I’m still able to access and create files on this filesystem from the login node.
Moreover, it’s also still possible to write to nfs-isilon.astro.unige.ch:/ifs/astro/projects/posydon from the
debug-cpu`.
These jobs ran from the private-astro-cpu partition used to work fine, but now suddenly fail.
Steps to Reproduce
- Create a slurm submission file with the
private-astro-cpu
partition onnfs-isilon.astro.unige.ch:/ifs/astro/projects/posydon
and submit it from there. - The submitted run fails.
Example
#!/bin/bash
#SBATCH -N 1
#SBATCH --array=0
#SBATCH --partition=private-astro-cpu
#SBATCH --ntasks-per-node 1
#SBATCH --time=0-00:05:00
#SBATCH --job-name="mesa_grid_\${SLURM_ARRAY_TASK_ID}"

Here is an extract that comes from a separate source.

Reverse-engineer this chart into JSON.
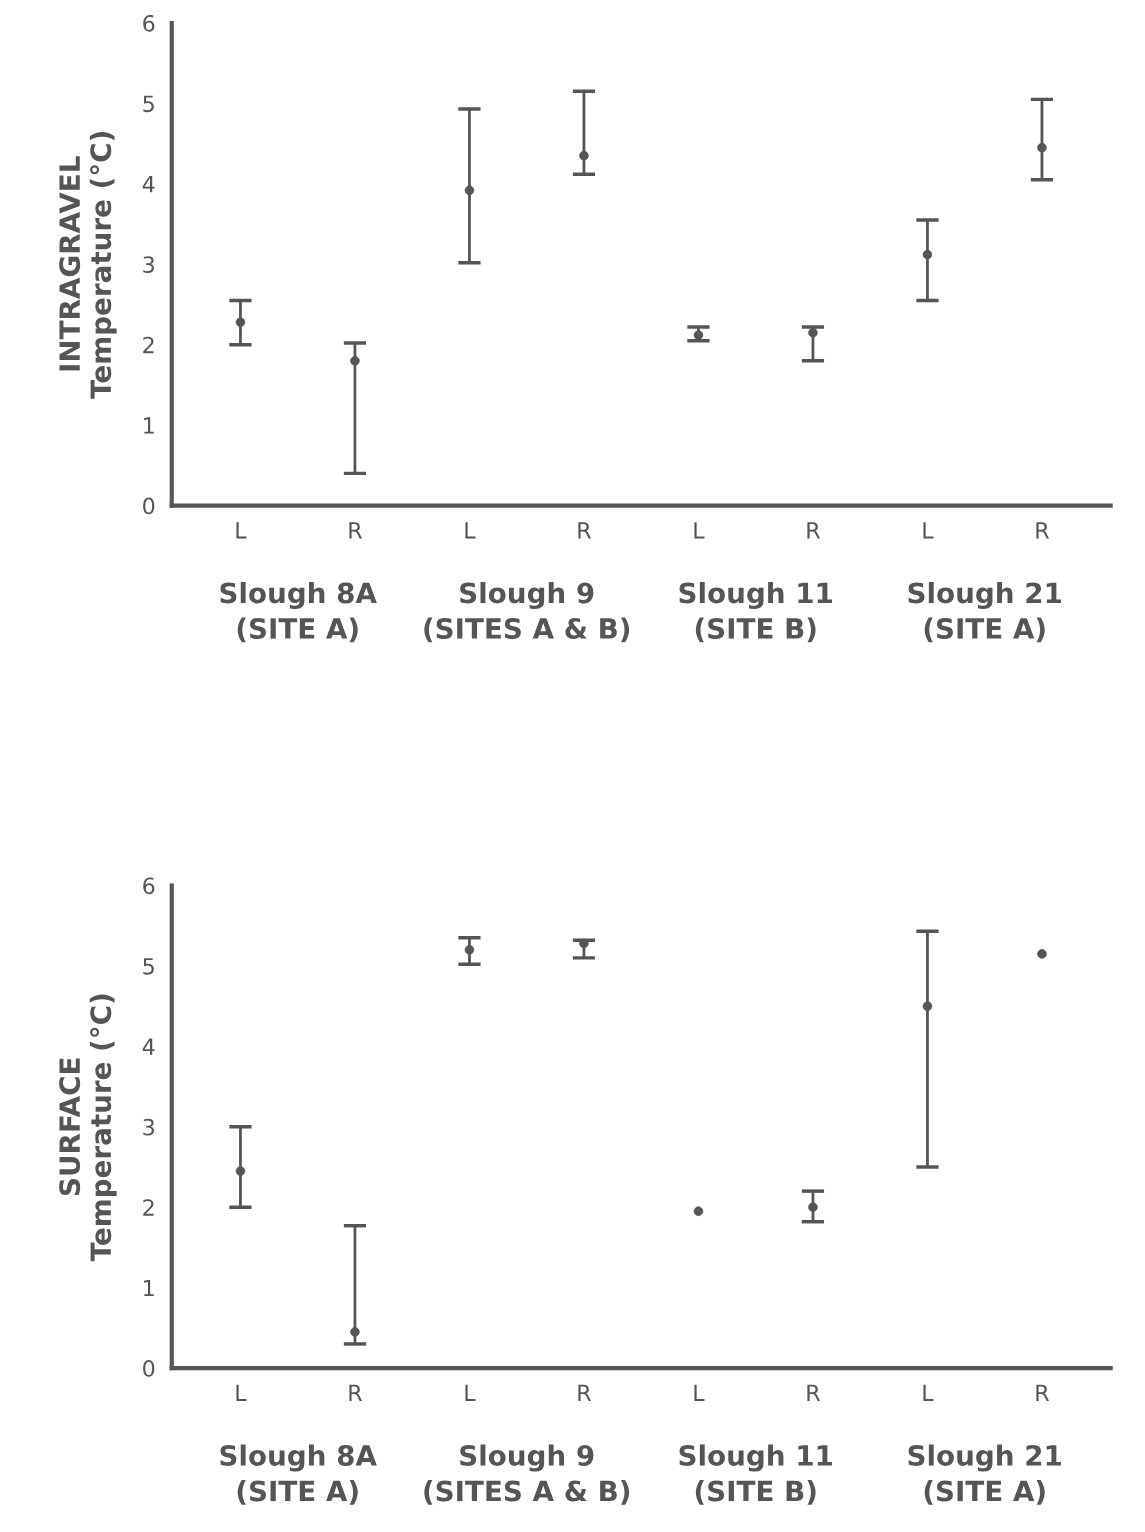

#SBATCH --output=mesa_grid.%A_%a.out
#SBATCH --mail-type=ALL
#SBATCH --mail-user=max.briel@unige.ch
echo "test"
Expected Result
I expect the test submit to create a file with mesa_grid_SLURM_ARRAY_TASK_ID.out
with ‘test’ written in it.
Actual Result
I get no .out
file and the job nearly immediately fails with a 0:53 error code.